NIH Addresses Health Disparities in Rural Areas
The pandemic has increased awareness around rural health inequities via increased public communication and technological tools.
During a time when digital technologies in health care has presented many benefits, the pandemic has enabled the opportunity for health agencies to break down existing red tape and social inequities in order to provide better access to health care in rural communities.
The dire needs for health care innovation in these communities are not new. During a Nov. 19 videocast, National Institute on Minority Health and Health Disparities Director Dr. Eliseo Perez-Stable explained how health disparities have been prevalent over the past few decades for approximately 60 million people living in rural areas.
“Rural residents have worse health outcomes compared to their urban counterparts — whether it be access to screening tests and prevention; risk behaviors such as drinking, smoking and physical inactivity; and then the outcome of obesity,” he said.
Those living in rural areas also have less access to health care and are more likely than their urban area counterparts to die from serious chronic conditions, such as heart disease and cancer, he added.
Some challenges in these areas have been exacerbated by the COVID-19 pandemic. Telehealth services, which has been shown to be a valuable tool in health care this year across the nation, are limited in rural areas due to insufficient broadband connectivity. Other challenges, like food security and availability of transportation, have presented further roadblocks.
“These are huge issues that are prevalent and common for all rural areas,” Perez-Stable said.
There is an apparent correlation between COVID-19 infection rates in rural communities and the lack of broadband in high-risk areas, noted National Institute of Allergies and Infectious Disease Associate Director for Scientific Management Dr. Marshall Bloom.
“[If] you’re in a rural area, you have a higher rate of avoidable or excess death,” Bloom said. “The pandemic on top of that, and you see the challenge we have moving forward and one that has us all quite concerned at this point.”
While rural areas have been struggling during the pandemic, COVID-19 has also disproportionately impacted American Indian and Alaska Natives, Hispanic and Latinos, and Black subpopulations with higher hospitalization rates, Bloom said.
Out of those subpopulations, American Indians living in native reservations experienced most the most disproportionate COVID-19 death toll. Among the many unique health challenges, Bloom listed serious comorbidities (i.e. diabetes, poverty and obesity) and a lack of internet connectivity, among others.
Other challenges these communities face include the physical infrastructure and limited resources to support patients in intensive care units.
“Of the 2,000 rural hospitals that we have in rural America, about 1,700 of them have 50 beds or less, [while] 1,300 of them are 25 beds or less. So we’re not talking about large facilities, and we’re not talking about a lot of ICU capacity.

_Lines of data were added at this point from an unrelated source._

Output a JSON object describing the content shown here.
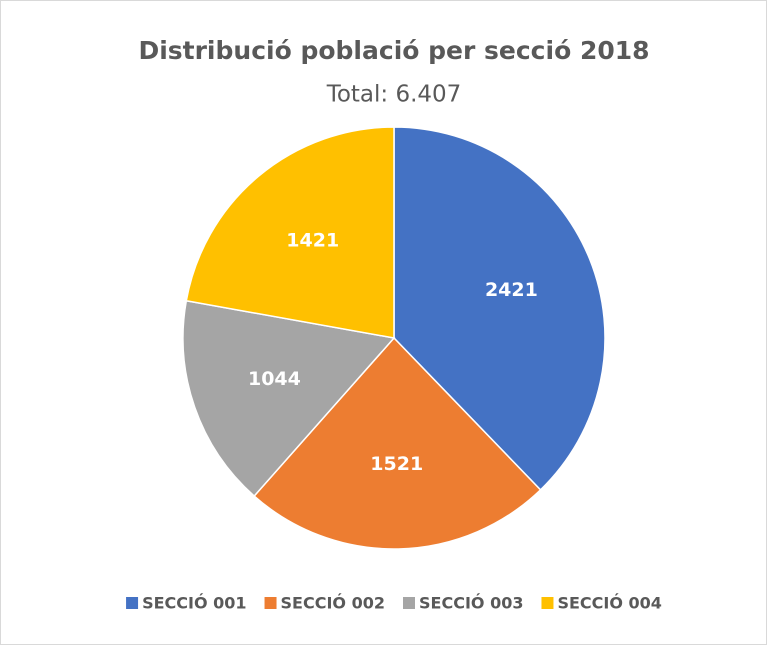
{
  "chart_data": {
    "type": "pie",
    "title": "Distribució població per secció  2018",
    "subtitle": "Total: 6.407",
    "categories": [
      "SECCIÓ 001",
      "SECCIÓ 002",
      "SECCIÓ 003",
      "SECCIÓ 004"
    ],
    "values": [
      2421,
      1521,
      1044,
      1421
    ],
    "colors": [
      "#4472c4",
      "#ed7d31",
      "#a5a5a5",
      "#ffc000"
    ],
    "legend": "bottom"
  }
}
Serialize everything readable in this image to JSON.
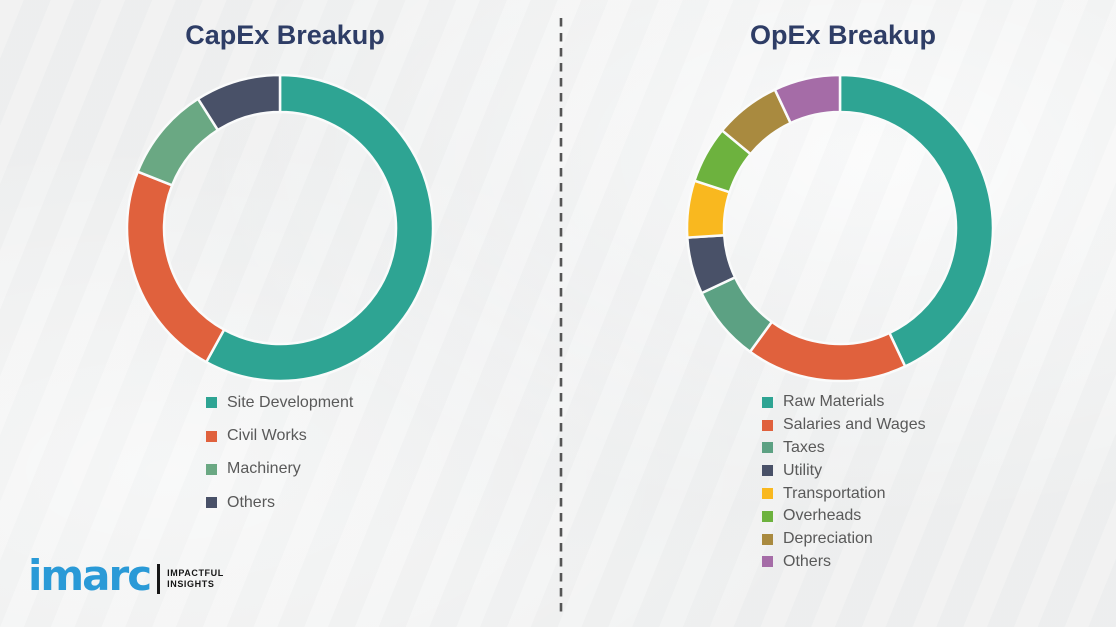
{
  "page": {
    "background_color": "#eff0f0",
    "title_color": "#2e3d66",
    "legend_text_color": "#595959"
  },
  "divider": {
    "orientation": "vertical",
    "style": "dashed",
    "color": "#555555"
  },
  "chart_data": [
    {
      "type": "pie",
      "subtype": "donut",
      "title": "CapEx Breakup",
      "categories": [
        "Site Development",
        "Civil Works",
        "Machinery",
        "Others"
      ],
      "values": [
        58,
        23,
        10,
        9
      ],
      "unit": "%",
      "values_estimated": true,
      "colors": [
        "#2ea493",
        "#e0613d",
        "#6aa883",
        "#495168"
      ],
      "legend_position": "bottom-center",
      "data_labels": "none",
      "start_angle_deg": 0,
      "direction": "clockwise"
    },
    {
      "type": "pie",
      "subtype": "donut",
      "title": "OpEx Breakup",
      "categories": [
        "Raw Materials",
        "Salaries and Wages",
        "Taxes",
        "Utility",
        "Transportation",
        "Overheads",
        "Depreciation",
        "Others"
      ],
      "values": [
        43,
        17,
        8,
        6,
        6,
        6,
        7,
        7
      ],
      "unit": "%",
      "values_estimated": true,
      "colors": [
        "#2ea493",
        "#e0613d",
        "#5ca183",
        "#495168",
        "#f9b81f",
        "#6db23e",
        "#a98a3f",
        "#a56ca7"
      ],
      "legend_position": "bottom-center",
      "data_labels": "none",
      "start_angle_deg": 0,
      "direction": "clockwise"
    }
  ],
  "logo": {
    "brand": "imarc",
    "brand_color": "#2a9ad7",
    "tagline_line1": "IMPACTFUL",
    "tagline_line2": "INSIGHTS"
  }
}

A lot of these hospitals, they’re able to offer ICU in one or two beds, so they have very limited inpatient resources,” said Tom Morris, associate administrator for rural health policy at the Health Resources and Services Administration (HRSA), during the videocast. “We already talked about the fact that the workforce is limited, but they’re also financially vulnerable … The pandemic has not made any of that easier, and we have many more rural hospitals that are at financial risk and have been for quite some time.”
Resources and tools that could help stabilize the negative effects of the pandemic and future emergencies include things like increased support for telehealth capabilities.
The Centers for Medicare and Medicaid Services, for instance, has relieved many of the regulatory barriers that previously existed to allow rural health clinics to provide telehealth services themselves and get reimbursed for providing those services.
“Before the pandemic, rural health clinics and community health centers could receive telehealth services, but they could not provide them,” said Morris. “So they were able to make a change that allowed them to do that.”
Ensuring that certain provisions are made after the emergency will be a very important next step, he added.
HRSA, which serves those who are uninsured, medically vulnerable and geographically isolated, also supported many providers transitioning to telehealth with educational resources and training services during COVID-19.
“We operate a national network of telehealth resource centers, and what they experienced was just a tremendous amount of increase in the number of calls and emails they were getting because basically the whole world had to move to virtual care in March and April and May. A lot of providers needed help doing that, so we received [CARES Act] funding to help our Telehealth Resource Centers do that,” Morris said.
The agency is also working on resources to support clinicians looking to gain appropriate accreditations to practice medicine via telehealth in multiple states.
“We’re also getting ready to stand up a new web resource to help clinicians who want to be licensed in more than one state, to sort of speed that process along,” said Morris.
While the National Institutes of Health and other agencies are still looking to communicate these challenges effectively and deploy solutions across the country, there is still much work to be done. The Department of Health and Human Services recently highlighted in its recent Rural Action Plan plans to expand broadband services.